Kaji Ulang Ketimpangan Jumlah TKD, Sekda DKI: Ada 3 Profesi Akan Direvisi

Ayunda W Savitri - detikNews
Senin, 01 Jun 2015 14:27 WIB
Kaji Ulang Ketimpangan Jumlah TKD, Sekda DKI: Ada 3 Profesi Akan Direvisi
Jakarta - Wagub DKI Jakarta Djarot Saiful Hidayat sempat sidak ke kantor Badan Pegawai Daerah (BKD) DKI Jakarta pagi tadi. Dalam kunjungannya itu, Djarot sempat dibuat heran dengan tingginya tunjangan kinerja Kepala Tata Usaha (KTU) dibanding kepala sekolah.

Sekda DKI Saefullah menanggapi itu wajar. Sebab, kepala sekolah bukanlah jabatan struktural melainkan hanya tugas tambahan.

"Itu sudah dibahas habis tempo hari. Dulu memang terjadi timpangan terlalu jauh. Kepala sekolah bukan jabatan struktural jadi kalah di jabatannya, itu tugas tambahan.

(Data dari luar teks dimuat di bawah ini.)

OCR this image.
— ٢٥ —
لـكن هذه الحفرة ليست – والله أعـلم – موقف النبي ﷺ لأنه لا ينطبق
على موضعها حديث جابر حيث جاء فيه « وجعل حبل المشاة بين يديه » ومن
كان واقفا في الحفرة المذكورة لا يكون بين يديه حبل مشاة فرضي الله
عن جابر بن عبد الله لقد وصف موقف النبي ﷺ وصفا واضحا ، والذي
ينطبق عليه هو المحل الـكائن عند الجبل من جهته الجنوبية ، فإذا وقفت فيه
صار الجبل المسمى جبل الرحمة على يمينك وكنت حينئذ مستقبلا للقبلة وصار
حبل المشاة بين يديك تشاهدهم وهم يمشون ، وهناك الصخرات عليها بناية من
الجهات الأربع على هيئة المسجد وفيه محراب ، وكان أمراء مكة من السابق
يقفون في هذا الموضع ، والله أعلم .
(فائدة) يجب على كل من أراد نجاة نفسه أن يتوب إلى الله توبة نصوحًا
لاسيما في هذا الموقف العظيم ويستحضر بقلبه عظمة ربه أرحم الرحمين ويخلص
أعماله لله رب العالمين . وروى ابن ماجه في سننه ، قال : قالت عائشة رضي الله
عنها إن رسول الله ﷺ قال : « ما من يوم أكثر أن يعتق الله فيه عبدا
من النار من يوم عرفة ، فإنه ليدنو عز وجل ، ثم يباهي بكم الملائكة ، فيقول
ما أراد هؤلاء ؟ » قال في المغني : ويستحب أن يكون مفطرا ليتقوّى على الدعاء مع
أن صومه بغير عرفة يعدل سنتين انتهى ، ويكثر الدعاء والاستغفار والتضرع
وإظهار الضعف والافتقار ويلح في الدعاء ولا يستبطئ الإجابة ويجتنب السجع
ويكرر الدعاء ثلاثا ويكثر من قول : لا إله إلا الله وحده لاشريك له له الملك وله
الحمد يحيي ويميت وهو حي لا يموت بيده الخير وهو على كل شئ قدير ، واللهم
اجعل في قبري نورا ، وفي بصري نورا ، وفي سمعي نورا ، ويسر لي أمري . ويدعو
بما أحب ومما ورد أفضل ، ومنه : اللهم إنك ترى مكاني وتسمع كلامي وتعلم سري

Kemarin sudah kita dekatkan, perbedaannya tidak beda jauh," ujar Saefullah kepada wartawan di Balai Kota, Jl Medan Merdeka Selatan, Jakarta Pusat, Senin (1/6/2015).

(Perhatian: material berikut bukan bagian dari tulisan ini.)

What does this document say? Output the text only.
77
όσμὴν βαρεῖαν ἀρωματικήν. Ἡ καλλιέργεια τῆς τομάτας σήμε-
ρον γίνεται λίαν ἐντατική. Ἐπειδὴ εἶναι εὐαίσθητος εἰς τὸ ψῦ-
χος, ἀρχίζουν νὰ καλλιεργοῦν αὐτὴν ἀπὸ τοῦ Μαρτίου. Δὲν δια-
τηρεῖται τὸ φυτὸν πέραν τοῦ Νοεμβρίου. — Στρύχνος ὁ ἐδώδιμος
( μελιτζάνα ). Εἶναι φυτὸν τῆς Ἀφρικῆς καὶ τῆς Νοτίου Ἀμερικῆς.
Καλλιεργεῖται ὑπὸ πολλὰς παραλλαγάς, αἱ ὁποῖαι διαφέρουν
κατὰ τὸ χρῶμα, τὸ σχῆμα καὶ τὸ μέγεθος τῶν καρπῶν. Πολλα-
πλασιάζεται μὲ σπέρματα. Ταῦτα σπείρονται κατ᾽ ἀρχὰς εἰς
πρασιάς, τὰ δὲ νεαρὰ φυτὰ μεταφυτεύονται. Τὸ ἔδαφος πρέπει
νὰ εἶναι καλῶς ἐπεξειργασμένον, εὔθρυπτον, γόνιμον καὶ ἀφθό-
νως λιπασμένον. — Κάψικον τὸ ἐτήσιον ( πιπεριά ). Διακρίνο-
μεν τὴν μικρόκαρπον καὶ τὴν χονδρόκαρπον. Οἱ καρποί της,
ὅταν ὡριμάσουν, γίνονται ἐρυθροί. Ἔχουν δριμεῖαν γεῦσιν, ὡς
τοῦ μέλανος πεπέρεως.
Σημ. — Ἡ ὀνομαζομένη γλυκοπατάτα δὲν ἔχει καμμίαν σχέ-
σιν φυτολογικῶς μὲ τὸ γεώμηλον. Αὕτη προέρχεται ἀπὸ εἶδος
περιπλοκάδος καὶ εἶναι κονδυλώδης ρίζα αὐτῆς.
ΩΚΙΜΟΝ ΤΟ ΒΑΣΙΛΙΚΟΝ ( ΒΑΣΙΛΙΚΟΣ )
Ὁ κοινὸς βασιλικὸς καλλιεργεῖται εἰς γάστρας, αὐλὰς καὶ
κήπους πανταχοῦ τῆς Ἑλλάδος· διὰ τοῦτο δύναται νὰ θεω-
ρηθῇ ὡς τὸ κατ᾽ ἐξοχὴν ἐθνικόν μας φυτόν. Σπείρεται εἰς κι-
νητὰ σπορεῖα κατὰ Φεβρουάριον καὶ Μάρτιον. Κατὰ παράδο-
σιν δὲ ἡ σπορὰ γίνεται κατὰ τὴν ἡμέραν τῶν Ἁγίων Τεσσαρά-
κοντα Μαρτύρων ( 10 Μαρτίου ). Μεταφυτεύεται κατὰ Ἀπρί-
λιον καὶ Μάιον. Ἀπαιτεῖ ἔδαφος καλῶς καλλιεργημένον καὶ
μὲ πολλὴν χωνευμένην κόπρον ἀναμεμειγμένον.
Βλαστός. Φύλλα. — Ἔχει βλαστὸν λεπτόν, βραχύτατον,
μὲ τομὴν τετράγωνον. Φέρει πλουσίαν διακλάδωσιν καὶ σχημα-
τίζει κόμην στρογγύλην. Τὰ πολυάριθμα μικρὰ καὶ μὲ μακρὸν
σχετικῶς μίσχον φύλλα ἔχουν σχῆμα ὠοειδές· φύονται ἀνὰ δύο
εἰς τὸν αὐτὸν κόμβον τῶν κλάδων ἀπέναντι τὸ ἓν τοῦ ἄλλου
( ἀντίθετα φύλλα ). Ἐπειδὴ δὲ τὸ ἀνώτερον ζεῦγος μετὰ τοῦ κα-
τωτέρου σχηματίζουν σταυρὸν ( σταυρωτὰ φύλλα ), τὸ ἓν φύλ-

SCROLL TO CONTINUE WITH CONTENT

Menurut mantan Wali Kota Jakarta Pusat tersebut tingginya tunjangan kinerja Kepala TU juga dikarenakan menduduki pangkat eselon IV B. Hal itulah yang membuat tunjangannya jauh lebih besar dibanding kepala sekolah.

"Itu beda dengan kepala sekolah, itu pnnya jabatan struktural eselon IV B karena dulu TU itu eselonnya V. Sekarang tidak dikenal lagi, artinya sekarang membuat tunjangan lebih besar dari kepala sekolah," jelasnya.

Pemprov DKI pun saat ini berupaya untuk merevisi Pergub Nomor 207 Tahun 2014 tentang pemberian tunjangan kinerja daerah (TKD) bagi pegawai sipil (PNS). Menurut Saefullah ada tiga profesi yang harus dipertimbangkan ulang terkait pemberian TKD.

"Ada beberapa catatan untuk Dinas Pelayanan Pajak, mereka milih insentif ketimbang TKD. Para fungsional dokter khususnya dokter spesialis, kebanyakan dari mereka aspirasinya ingin sistem penggajiannya tidak sama. Kita akomodir. Ketiga, guru. Jadi ada 3 yang mau direvisi," tutup Saefullah.